De Ruyter said to soften the blow of load-shedding in the immediate term, ensuring that Eskom had funds for diesel to run open-cycle gas turbines at their maximum capability could save South Africa from up to two levels of load-shedding.

“If we are able to burn diesel on a continuous basis, this will enable us to reduce load-shedding by about two levels. Fuel for open-cycle gas turbines is vital. Repairing coal plant and getting additional capacity to the grid are the two levers Eskom is pulling,” said De Ruyter.

He stressed that while forgoing planned maintenance to avoid load-shedding in the immediate term may be tempting, the planned maintenance on power plants that Eskom performed was vital to ensuring that plants run better in the long term.

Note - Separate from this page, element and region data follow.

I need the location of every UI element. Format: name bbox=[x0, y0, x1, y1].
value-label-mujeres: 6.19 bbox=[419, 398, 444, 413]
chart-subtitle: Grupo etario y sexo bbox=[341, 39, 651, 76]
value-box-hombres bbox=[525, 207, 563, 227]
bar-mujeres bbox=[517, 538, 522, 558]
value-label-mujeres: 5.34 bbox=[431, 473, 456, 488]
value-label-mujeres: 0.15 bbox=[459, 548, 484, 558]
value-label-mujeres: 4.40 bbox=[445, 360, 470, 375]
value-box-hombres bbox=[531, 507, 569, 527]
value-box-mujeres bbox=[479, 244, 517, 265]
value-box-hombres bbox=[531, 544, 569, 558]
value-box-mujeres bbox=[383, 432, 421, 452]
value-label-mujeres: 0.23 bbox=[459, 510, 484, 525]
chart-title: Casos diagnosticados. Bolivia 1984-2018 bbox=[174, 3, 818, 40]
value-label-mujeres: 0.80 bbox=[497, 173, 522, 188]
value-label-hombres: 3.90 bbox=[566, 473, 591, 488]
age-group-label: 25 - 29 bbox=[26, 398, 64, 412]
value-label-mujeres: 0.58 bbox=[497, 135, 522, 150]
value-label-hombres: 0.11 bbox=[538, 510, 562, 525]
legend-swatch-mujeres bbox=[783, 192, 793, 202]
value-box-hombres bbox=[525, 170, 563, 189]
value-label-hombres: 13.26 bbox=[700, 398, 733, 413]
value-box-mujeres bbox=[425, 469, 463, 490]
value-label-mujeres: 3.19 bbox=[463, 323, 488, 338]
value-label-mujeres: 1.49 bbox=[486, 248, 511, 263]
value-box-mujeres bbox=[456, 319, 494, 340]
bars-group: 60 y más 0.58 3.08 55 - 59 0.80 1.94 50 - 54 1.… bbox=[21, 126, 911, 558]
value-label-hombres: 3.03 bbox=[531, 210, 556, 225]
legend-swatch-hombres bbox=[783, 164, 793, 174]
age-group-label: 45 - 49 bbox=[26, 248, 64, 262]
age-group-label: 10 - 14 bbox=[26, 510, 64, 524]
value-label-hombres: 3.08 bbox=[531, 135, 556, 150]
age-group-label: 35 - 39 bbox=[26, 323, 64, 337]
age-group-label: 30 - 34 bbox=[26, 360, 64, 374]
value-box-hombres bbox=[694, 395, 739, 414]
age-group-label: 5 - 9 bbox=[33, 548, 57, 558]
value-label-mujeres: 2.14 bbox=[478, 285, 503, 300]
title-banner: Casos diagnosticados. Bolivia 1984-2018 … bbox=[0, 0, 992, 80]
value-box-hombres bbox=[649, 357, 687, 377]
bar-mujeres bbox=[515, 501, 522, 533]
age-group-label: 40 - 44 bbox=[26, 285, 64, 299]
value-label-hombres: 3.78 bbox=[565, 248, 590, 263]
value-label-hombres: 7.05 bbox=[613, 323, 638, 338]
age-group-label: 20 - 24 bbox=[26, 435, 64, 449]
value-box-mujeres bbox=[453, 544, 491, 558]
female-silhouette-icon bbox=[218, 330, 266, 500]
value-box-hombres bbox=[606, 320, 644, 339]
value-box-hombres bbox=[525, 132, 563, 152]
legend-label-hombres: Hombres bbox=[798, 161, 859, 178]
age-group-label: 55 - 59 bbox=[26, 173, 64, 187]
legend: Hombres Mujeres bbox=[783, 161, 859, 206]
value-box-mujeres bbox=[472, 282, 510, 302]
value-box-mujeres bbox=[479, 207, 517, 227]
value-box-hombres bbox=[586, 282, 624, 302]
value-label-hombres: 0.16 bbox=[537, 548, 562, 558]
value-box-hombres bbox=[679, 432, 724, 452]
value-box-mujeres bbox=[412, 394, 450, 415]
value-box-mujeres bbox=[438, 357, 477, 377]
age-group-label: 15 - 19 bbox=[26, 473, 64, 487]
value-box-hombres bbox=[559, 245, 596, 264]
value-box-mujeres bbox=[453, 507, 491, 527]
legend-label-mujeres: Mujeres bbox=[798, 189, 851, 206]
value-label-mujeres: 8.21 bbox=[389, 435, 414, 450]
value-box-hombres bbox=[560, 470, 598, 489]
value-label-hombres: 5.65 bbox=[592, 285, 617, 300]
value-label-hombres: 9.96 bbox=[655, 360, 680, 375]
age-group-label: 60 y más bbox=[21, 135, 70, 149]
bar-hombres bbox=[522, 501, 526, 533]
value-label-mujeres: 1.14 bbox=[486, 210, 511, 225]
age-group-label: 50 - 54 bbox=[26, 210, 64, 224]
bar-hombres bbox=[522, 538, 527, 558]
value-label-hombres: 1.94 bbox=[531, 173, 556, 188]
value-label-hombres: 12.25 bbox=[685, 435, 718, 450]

He said skirting load-shedding from planned maintenance for the next six months would yield catastrophic results in the long term.

“The more planned maintenance you do the higher your energy availability factor becomes. If we want to give the energy availability factor a boost of 10%, we can just stop doing planned maintenance but the minute we stop doing that we affect the ability of the plant to be available in future,” De Ruyter said.

He said embedded energy from independent power producers (IPPs) would also alleviate the burden in time. He said while spending on IPPs will grow by at least 18.2% between 2020 and 2027 compared to 4.7% on coal plant repairs and maintenance in the same period, costs will stabilise as more power is received from them.

After De Ruyter’s address, the committee meeting had a shift in tone, with MPs jostling over time to question the Eskom delegation. Most of the questions criticised commitment to IPPs, given Eskom’s high immediate spending on them.

ANC MPs Thokozile Malinga and Nkosinathi Dlamini asked De Ruyter why Eskom was spending a lot on diesel when coal was available and seemed unaware that the diesel Eskom required was meant to run open-cycle gas turbines as an application of combustible gas power.